Question
Prince Corporation acquired 100 percent of Sword Company on January 1, 20X7, for $193,000. The trial balances for the two companies on December 31, 20X7,
Prince Corporation acquired 100 percent of Sword Company on January 1, 20X7, for $193,000. The trial balances for the two companies on December 31, 20X7, included the following amounts:
Prince Corporation Sword Company
Item Debit Credit Debit Credit
Cash $ 82,000 $ 44,000
Accounts Receivable 68,000 73,000
Inventory 171,000 115,000
Land 80,000 39,000
Buildings and Equipment 494,000 167,000
Investment in Sword Company 250,000
Cost of Goods Sold 494,000 257,000
Depreciation Expense 21,000 11,000
Other Expenses 55,000 55,000
Dividends Declared 69,000 25,000
Accumulated Depreciation $ 153,000 $ 55,000
Accounts Payable 65,000 33,000
Mortgages Payable 181,000 155,000
Common Stock 286,000 48,000
Retained Earnings 321,000 87,000
Sales 696,000 408,000
Income from Sword Company 82,000
$ 1,784,000 $ 1,784,000 $ 786,000 $ 786,000
Additional Information
- On January 1, 20X7, Sword reported net assets with a book value of $135,000. A total of $25,000 of the acquisition price is applied to goodwill, which was not impaired in 20X7.

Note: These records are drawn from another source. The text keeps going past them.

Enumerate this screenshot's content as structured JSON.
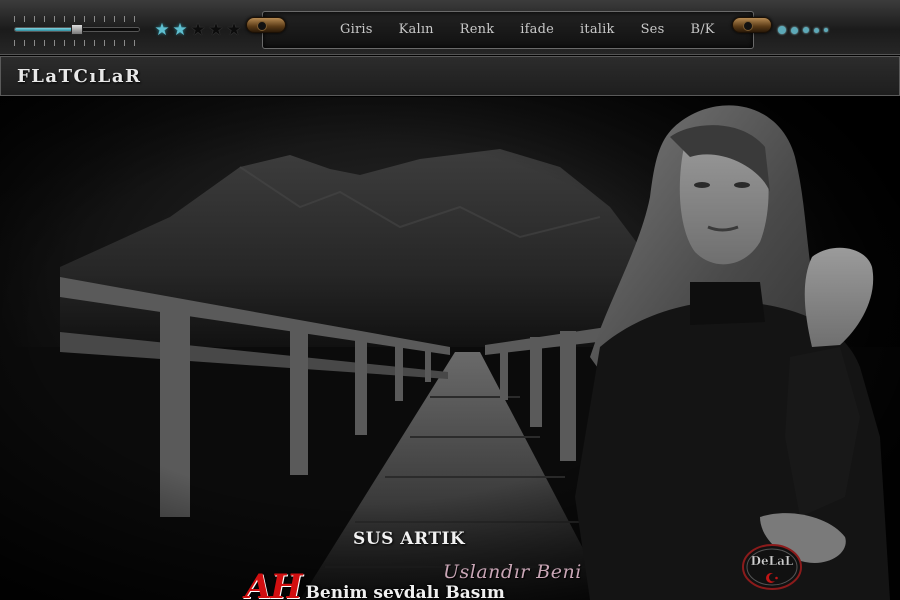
{
  "player": {
    "volume_level": 0.5,
    "rating": {
      "filled": 2,
      "total": 5
    },
    "dots": 5
  },
  "menu": {
    "items": [
      "Giris",
      "Kalın",
      "Renk",
      "ifade",
      "italik",
      "Ses",
      "B/K"
    ]
  },
  "header": {
    "title": "FLaTCıLaR"
  },
  "lyrics": {
    "ah": "AH",
    "line1": "Benim sevdalı Basım",
    "line2": "SUS ARTIK",
    "line3": "Uslandır Beni"
  },
  "logo": {
    "text": "DeLaL",
    "icon": "crescent-star-icon"
  },
  "colors": {
    "accent": "#5fbfd0",
    "ah_red": "#d10f10",
    "brass": "#8a6433"
  }
}
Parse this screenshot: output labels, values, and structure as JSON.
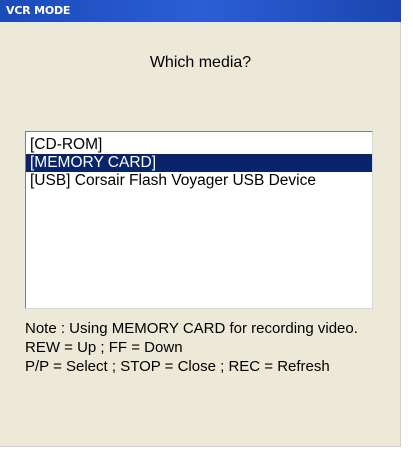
{
  "window": {
    "title": "VCR MODE"
  },
  "prompt": "Which media?",
  "media_list": {
    "items": [
      {
        "label": "[CD-ROM]",
        "selected": false
      },
      {
        "label": "[MEMORY CARD]",
        "selected": true
      },
      {
        "label": "[USB]  Corsair Flash Voyager USB Device",
        "selected": false
      }
    ]
  },
  "help": {
    "note": "Note : Using MEMORY CARD for recording video.",
    "line1": "REW = Up ; FF = Down",
    "line2": "P/P = Select ; STOP = Close ; REC = Refresh"
  },
  "colors": {
    "title_bar": "#2b5ed6",
    "dialog_bg": "#ece9d8",
    "selection": "#0a246a"
  }
}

- Sword's depreciable assets had an estimated economic life of 11 years on the date of combination. The difference between fair value and book value of tangible assets is related entirely to buildings and equipment.
- Prince used the equity-method in accounting for its investment in Sword.
- Detailed analysis of receivables and payables showed that Sword owed Prince $28,000 on December 31, 20X7.
Required:
a. Create all journal entries recorded by Prince with regard to its investment in Sword during 20X7. (If no entry is required for a transaction/event, select "No journal entry required" in the first account field.)
b. Create all consolidating entries needed to create a full set of consolidated financial statements for 20X7. (If no entry is required for a transaction/event, select "No journal entry required" in the first account field.)